Thursday, September 10, 2009

Newest season of "The Amazing Race" features competitor with Asperger's

From The AP:

LOS ANGELES — One team will have a leg up on the competition in the upcoming season of "The Amazing Race."

Two of the Harlem Globetrotters are among the 12 teams starring in the 15th edition of the CBS reality show, which premieres Sept. 27. Nathaniel "The Big Easy" Lofton, 28, from New Orleans, and Herbert "Flight Time" Lang, 32, from Brinkley, Ark., believe their experience will help them dominate this season's course, which spans eight countries in 21 days.

"I've been to about 65 countries around the world," said Lang. "I definitely think that gives us a little bit of an advantage when we're traveling to different countries, as far as knowing how to interact with different cultures, managing our money and communicating with taxi drivers and whoever else we need to help us get from Point A to Point B."

Justin Kanew, 30, (pictured right) and Zev Glassenberg, 26, (pictured left) best friends from Los Angeles who met while working as camp counselors at Camp Greylock in Becket, Mass., are more excited about the journey than the possibility of winning the show's $1 million grand prize. Glassenberg has Asperger's syndrome, a milder form of autism.

"I don't think the fact that I have Asperger's will hinder me," Glassenberg said. "I do tend to think outside of the box, so it might help us. It'll be weird going into these social situations around the world. I might not take it all in right away, but I know I'm racing, so I'll probably get past it really fast."

Other teams include Maria Ho, 26, and Tiffany Michelle, 25, who are professional poker players.

"It's obviously different from competition at the poker table," said Ho, who came in 11th place at this year's World Series of Poker in Las Vegas. "It's outdoorsy. This is physical and mental, but we will definitely be applying whatever skills we have as gamers to this competition and push ourselves in different ways that we're not used to doing."

Among the teams who are romantically linked: a feisty engaged couple from Boston; grade-school sweethearts from San Diego; a dating couple from San Francisco who met online; married yoga instructors from Encino, Calif.; dating aspiring country singers; and a former Miss America and her husband.
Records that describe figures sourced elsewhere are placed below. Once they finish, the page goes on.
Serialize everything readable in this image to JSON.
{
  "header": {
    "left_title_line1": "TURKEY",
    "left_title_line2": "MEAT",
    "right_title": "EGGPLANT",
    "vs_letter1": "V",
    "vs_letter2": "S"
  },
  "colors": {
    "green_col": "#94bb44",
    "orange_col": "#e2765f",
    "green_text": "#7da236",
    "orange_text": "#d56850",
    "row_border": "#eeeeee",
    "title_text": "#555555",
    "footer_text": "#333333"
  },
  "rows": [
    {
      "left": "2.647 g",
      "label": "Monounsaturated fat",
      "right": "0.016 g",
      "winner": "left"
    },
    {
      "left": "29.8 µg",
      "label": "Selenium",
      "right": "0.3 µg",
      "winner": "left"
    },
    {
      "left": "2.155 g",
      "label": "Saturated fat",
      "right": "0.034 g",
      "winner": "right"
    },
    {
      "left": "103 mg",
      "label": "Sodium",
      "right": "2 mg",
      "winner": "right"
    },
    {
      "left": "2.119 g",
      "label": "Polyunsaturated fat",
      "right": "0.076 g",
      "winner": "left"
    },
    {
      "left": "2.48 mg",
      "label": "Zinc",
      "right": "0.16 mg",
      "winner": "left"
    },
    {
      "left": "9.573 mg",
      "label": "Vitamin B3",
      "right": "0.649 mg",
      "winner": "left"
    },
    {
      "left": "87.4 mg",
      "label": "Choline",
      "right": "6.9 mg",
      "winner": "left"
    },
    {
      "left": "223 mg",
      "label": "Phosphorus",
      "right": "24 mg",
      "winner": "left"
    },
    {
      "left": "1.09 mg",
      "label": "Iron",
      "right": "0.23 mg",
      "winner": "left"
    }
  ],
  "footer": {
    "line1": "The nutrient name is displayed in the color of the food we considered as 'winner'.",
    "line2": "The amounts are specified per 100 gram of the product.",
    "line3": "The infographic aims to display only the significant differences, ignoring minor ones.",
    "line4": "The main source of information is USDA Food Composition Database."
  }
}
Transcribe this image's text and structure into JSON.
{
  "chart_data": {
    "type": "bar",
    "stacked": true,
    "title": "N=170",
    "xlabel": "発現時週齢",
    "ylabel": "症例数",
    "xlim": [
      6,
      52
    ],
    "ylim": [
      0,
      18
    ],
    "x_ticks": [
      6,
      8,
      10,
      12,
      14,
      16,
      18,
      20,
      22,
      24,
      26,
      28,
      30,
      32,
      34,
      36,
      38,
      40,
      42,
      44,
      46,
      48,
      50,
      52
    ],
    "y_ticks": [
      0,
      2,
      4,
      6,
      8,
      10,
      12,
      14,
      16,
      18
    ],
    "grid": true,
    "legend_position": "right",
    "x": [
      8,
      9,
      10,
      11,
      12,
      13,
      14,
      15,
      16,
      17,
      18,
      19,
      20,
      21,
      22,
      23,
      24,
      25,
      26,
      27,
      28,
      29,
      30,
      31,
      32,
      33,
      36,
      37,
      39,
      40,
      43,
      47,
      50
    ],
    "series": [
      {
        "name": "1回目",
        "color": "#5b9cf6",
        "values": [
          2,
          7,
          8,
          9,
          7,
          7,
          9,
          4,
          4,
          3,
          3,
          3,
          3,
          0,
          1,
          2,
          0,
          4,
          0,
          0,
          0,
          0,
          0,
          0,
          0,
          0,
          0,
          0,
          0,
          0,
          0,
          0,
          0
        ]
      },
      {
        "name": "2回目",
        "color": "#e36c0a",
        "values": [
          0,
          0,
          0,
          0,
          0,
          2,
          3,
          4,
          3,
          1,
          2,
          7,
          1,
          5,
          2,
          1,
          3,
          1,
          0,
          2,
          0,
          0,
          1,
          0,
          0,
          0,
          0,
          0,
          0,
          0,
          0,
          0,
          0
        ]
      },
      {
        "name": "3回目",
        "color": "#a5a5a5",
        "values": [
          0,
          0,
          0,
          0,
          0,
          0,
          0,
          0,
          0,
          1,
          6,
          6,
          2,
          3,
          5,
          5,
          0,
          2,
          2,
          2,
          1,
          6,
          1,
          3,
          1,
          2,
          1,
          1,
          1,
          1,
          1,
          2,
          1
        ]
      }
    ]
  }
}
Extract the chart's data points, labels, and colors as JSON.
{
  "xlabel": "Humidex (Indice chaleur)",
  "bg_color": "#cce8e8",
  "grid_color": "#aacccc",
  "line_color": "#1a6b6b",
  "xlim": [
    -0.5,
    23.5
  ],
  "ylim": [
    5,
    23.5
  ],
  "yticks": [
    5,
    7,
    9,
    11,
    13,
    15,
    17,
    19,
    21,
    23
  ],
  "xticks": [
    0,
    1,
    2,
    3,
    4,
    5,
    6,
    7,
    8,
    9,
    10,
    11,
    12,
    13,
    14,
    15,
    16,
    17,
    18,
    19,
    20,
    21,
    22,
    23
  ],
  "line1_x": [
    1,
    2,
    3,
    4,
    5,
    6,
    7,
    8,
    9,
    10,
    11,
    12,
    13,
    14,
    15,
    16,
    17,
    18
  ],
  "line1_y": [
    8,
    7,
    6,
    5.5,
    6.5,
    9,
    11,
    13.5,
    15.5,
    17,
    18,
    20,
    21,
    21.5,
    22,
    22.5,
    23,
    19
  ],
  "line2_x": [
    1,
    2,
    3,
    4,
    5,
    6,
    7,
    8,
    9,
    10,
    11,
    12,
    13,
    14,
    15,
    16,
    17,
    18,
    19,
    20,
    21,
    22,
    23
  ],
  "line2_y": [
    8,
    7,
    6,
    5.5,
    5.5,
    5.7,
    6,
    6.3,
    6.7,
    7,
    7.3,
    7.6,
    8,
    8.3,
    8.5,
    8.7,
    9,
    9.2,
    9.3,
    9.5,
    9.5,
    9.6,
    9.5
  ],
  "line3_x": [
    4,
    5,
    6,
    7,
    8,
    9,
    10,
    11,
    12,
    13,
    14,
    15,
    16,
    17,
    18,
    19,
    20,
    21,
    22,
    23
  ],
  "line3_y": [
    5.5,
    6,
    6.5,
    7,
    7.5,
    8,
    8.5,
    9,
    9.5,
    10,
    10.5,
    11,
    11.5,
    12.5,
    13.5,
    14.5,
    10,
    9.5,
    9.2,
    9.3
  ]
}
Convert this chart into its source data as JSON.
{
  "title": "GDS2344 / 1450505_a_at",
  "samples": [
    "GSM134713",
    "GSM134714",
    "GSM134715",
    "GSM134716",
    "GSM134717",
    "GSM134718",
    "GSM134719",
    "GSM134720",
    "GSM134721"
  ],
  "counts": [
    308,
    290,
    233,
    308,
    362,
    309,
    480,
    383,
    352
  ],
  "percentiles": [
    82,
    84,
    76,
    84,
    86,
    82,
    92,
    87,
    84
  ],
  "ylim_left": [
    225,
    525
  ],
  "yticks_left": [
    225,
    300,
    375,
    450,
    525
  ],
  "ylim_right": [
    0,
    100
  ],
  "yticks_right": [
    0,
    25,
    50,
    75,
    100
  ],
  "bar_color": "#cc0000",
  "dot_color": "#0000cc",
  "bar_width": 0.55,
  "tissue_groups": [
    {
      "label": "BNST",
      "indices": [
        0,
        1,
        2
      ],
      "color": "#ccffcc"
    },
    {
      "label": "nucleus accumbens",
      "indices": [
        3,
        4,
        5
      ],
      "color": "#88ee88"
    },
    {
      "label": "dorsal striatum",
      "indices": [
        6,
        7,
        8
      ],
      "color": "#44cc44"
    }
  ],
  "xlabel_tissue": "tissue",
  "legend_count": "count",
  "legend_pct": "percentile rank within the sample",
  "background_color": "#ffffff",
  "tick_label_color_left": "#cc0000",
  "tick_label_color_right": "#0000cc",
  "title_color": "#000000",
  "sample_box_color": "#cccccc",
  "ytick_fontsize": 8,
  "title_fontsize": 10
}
"They are now suddenly putting their relationship under a microscope," said host Phil Keoghan. "I personally wouldn't want to do that, but teams do, and audiences love to watch it, and there are a number of teams on this season that are coming to the race to test their relationship, and it sounds like some of them might get quite testy in the process."

For the first time, one team will be booted at the start of the trek, and racers will have to tackle the Switchback, a new twist that sends teams back to one of the series' most challenging "roadblocks." Executive producer Bertram van Munster said the racers will set off from the Los Angeles River, then first head to Tokyo to complete several zany tasks.

"Have you ever seen Japanese tourists following a tour guide with a little flag?" said van Munster. "Well, our contestants are going to be the tour leaders. Each team is going to have to run a group of 20 tourists through the center of Tokyo as fast as they can. Whoever brings their entire tour group to the Pit Stop first will be the number one team."